Arbeitsrahmen & Mandatslogik
Wie ein Mandat zustande kommt
Ein Mandat kommt zustande, wenn eine Organisation eine externe Einordnung für eine konkrete unternehmerische Entscheidung benötigt.
Voraussetzung ist ein klar benannter Auftrag, eine benannte Rolle auf Auftraggeberseite sowie ein definierter Entscheidungsrahmen.
Was ich tue – und was nicht
Ich übernehme:
- Einordnung komplexer Sachverhalte
- Klärung von Rollen, Zuständigkeiten und Entscheidungslogiken
- Vorbereitung belastbarer Entscheidungsgrundlagen
Ich übernehme nicht:
- operative Umsetzung
- Entscheidungsfindung
- Moderation persönlicher oder informeller Konflikt
Wie Entscheidungen vorbereitet werden
Entscheidungen werden nicht vorgegeben, sondern strukturell vorbereitet.
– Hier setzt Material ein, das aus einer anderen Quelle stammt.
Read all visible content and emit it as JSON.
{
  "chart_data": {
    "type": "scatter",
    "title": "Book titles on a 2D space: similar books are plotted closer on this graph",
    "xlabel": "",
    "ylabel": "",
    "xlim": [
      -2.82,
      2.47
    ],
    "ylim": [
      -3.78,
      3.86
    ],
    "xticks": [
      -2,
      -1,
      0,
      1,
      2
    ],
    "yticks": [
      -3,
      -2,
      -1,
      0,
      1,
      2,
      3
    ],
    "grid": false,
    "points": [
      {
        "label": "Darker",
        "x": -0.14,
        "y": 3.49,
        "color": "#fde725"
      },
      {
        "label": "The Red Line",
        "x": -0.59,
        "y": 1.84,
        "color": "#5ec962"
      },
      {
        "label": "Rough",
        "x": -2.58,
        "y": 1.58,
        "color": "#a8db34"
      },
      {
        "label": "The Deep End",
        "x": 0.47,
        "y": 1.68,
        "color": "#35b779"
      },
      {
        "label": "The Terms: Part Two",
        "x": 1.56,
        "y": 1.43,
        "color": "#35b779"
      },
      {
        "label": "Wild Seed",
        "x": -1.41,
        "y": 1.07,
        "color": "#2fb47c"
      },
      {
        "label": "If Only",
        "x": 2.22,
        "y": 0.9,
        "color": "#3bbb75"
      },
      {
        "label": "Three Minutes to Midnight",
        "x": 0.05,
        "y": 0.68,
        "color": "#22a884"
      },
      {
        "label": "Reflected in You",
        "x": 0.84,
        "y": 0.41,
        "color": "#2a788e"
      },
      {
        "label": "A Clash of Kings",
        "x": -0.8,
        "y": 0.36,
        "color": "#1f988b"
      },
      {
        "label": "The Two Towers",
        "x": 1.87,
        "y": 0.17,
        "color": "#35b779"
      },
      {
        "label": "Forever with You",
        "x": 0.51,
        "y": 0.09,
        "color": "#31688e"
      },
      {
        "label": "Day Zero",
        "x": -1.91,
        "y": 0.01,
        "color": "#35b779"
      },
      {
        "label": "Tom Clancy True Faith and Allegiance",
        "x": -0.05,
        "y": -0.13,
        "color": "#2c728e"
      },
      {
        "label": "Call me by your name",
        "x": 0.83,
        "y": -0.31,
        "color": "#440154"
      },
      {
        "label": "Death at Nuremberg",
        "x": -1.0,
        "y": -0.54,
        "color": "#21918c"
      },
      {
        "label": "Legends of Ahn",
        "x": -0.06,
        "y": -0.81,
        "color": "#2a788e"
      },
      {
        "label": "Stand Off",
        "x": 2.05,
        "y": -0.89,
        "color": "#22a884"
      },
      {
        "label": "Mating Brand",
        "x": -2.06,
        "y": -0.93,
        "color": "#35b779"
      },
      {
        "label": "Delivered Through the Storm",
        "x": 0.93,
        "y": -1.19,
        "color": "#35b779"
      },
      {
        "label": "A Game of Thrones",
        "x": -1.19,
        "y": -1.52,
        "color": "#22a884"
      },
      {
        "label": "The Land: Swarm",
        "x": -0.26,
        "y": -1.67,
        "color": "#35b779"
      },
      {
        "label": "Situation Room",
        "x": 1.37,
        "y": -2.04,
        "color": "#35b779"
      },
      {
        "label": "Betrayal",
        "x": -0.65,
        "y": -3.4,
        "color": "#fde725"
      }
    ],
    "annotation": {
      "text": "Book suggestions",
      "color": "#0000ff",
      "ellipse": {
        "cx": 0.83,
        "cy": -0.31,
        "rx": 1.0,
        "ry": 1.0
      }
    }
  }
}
Meine Aufgabe ist es, relevante Aspekte sichtbar zu machen, Zusammenhänge einzuordnen und Entscheidungsoptionen klar zu benennen.
Entscheidungen und deren Umsetzung verbleiben beim Auftraggeber.
Wann ein Mandat endet
Ein Mandat endet, wenn der vereinbarte Entscheidungs- oder Klärungsrahmen abgeschlossen ist.
Es gibt keine offenen Begleitungen, keine dauerhafte Verfügbarkeit und keine informelle Weiterführung außerhalb des vereinbarten Rahmens.
Keine Schulungen – ausschließlich unternehmensbezogene Beratungsmandate.